Neural Networks Are Not Evil

I recently read an interview with Gary Marcus, a professor of psychology and neural science at NYU. In the interview, he questions whether the big data approach to AI–that of training neural networks on terabyte-scale datasets–is successfully moving humanity towards the intelligent, sentient computers that we all dream of.

Roughly years have passed since that interview, and Marcus has now resolved his own question with a piece in the New York Times: “trendy” neural networks are not moving us in the right direction. He says this is because they lack basic concepts of the world that humans seem to learn by osmosis, like the natural laws of physics or linguistics.

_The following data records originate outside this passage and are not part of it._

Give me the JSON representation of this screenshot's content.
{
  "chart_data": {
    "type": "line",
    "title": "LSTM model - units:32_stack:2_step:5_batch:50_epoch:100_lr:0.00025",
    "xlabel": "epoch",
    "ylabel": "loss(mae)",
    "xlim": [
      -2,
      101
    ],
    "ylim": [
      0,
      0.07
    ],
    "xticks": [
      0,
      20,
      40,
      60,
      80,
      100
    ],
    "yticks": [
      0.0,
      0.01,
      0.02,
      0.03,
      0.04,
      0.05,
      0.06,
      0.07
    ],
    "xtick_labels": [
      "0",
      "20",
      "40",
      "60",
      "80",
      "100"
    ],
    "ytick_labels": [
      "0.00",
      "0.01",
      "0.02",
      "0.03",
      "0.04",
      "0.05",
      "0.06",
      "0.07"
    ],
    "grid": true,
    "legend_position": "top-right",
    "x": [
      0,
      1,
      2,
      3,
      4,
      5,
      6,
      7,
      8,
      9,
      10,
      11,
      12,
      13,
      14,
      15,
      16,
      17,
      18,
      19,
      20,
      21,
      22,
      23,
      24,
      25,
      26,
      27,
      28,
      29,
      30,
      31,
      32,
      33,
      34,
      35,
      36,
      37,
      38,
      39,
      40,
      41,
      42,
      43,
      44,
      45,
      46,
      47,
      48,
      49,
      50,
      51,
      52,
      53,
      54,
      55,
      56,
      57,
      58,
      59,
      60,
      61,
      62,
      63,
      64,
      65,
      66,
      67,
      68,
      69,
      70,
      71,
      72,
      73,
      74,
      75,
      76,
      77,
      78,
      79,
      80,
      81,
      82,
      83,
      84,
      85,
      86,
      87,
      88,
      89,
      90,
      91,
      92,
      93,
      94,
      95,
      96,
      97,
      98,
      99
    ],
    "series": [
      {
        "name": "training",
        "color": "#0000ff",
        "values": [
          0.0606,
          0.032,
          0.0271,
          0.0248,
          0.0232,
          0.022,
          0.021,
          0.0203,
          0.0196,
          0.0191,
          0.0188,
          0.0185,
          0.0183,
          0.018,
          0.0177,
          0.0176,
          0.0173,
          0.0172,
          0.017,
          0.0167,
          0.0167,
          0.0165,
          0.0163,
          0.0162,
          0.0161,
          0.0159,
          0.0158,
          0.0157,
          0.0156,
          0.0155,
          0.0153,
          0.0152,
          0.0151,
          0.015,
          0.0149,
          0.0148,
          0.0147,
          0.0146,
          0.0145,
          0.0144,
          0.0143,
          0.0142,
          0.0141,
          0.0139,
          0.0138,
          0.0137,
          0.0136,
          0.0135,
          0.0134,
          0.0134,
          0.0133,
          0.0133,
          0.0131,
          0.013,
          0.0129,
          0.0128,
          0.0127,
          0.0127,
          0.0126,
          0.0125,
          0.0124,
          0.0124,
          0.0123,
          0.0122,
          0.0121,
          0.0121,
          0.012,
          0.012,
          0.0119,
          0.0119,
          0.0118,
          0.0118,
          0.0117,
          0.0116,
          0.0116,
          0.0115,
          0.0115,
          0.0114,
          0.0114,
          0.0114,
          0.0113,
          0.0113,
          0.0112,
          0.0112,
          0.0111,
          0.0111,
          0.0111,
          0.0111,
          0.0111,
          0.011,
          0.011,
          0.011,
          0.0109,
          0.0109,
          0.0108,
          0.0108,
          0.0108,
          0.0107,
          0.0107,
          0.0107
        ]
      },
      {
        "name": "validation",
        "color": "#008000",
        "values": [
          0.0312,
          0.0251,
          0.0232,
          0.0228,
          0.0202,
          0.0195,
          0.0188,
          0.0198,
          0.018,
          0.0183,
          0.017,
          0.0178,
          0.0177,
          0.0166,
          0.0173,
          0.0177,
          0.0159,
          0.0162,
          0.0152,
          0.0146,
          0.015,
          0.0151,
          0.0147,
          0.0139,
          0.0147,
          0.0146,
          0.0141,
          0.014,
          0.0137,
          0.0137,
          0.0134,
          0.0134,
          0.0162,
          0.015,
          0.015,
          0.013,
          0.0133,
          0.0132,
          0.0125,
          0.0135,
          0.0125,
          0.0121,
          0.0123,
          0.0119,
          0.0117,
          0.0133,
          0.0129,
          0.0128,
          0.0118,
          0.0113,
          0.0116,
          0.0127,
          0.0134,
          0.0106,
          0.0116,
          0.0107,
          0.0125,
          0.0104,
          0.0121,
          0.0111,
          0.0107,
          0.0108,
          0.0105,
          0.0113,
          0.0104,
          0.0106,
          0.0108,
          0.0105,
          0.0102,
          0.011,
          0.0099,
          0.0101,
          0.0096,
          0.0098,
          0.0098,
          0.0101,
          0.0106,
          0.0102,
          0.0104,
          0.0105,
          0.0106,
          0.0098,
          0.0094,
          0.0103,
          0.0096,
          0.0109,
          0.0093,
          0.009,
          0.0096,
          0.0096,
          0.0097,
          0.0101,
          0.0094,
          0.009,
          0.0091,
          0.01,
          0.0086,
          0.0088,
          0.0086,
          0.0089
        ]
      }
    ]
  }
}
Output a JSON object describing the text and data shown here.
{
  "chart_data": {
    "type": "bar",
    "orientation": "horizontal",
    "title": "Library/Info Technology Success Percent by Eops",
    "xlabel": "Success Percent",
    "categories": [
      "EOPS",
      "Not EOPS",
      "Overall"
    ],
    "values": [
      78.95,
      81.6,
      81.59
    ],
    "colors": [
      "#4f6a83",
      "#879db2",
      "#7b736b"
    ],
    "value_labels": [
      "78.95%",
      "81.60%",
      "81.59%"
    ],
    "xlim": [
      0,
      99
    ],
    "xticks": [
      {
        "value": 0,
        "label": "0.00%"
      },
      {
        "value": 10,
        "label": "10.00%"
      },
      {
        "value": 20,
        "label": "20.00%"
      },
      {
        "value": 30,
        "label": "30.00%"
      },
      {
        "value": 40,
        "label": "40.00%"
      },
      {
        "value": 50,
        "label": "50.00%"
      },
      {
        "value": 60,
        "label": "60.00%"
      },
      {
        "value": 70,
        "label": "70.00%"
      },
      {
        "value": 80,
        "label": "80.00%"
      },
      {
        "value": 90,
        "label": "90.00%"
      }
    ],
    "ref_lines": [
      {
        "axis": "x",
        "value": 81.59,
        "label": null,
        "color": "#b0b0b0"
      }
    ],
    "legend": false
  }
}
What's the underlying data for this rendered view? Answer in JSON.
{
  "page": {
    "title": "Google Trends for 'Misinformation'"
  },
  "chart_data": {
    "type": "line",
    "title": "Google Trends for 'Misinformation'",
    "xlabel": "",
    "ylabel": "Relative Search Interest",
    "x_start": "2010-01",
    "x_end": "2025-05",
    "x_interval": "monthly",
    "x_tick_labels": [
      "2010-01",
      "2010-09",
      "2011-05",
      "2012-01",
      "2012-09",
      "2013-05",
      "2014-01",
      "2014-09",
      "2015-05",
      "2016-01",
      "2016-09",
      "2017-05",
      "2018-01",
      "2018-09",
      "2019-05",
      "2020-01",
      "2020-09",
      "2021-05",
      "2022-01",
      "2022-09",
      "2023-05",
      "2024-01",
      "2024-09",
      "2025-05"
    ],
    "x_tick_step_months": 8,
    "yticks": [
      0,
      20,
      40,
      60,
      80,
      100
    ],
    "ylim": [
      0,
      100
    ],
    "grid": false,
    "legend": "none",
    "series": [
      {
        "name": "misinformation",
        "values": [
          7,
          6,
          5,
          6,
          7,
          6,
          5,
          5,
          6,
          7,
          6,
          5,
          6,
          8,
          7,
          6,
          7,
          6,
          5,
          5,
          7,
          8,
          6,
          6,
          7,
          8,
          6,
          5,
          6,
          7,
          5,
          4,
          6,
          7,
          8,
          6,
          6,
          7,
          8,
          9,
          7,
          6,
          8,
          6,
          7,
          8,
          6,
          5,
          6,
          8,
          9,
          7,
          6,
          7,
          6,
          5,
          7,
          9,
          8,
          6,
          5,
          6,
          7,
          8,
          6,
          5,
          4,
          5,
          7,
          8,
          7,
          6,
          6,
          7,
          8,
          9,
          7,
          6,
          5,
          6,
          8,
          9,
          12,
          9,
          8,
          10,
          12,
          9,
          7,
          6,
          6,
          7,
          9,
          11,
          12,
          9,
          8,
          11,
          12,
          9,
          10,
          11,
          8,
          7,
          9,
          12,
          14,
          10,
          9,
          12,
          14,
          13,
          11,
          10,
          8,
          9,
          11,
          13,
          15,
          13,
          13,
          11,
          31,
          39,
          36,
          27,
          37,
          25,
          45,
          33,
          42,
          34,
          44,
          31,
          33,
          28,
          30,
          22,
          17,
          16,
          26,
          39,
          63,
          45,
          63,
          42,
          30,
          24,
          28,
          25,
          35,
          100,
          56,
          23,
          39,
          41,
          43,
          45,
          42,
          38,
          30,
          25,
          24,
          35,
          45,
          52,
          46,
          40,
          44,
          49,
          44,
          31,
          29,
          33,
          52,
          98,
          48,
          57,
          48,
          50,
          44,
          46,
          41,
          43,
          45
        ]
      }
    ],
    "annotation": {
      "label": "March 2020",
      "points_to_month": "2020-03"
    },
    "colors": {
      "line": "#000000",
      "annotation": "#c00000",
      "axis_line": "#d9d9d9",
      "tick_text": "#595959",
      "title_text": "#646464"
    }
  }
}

I’d argue Marcus is jumping ahead a bit–nobody is saying that neural networks are the only key to AI’s future. I imagine an AI system in the future will encompass multiple systems, much like the human brain: a neural network for pattern recognition, a memory store for recalling things it has learned in the past, a physics simulator, a sentiment analyzer for understanding emotion. Most of these things already exist, and perform pretty well independently. The exercise now becomes piecing all of them together.

One other point I think Marcus fails to address is that of quantum computing. While it’s correct to say that our current AI methods are held back by computational resources, it’s incorrect to say that there’s no solution to that on the horizon. Ask anyone who’s working on quantum right now and they’ll say that the technology will transform the way we live within our lifetime. I think the computational limitations Marcus alludes to will be lifted by quantum computers, and conversations I’ve had with quantum researchers suggest the same thing.

Large scale collaborations are all well and good. But I think preparing AI research for the advent of practical quantum computers is the most important next step for the discipline.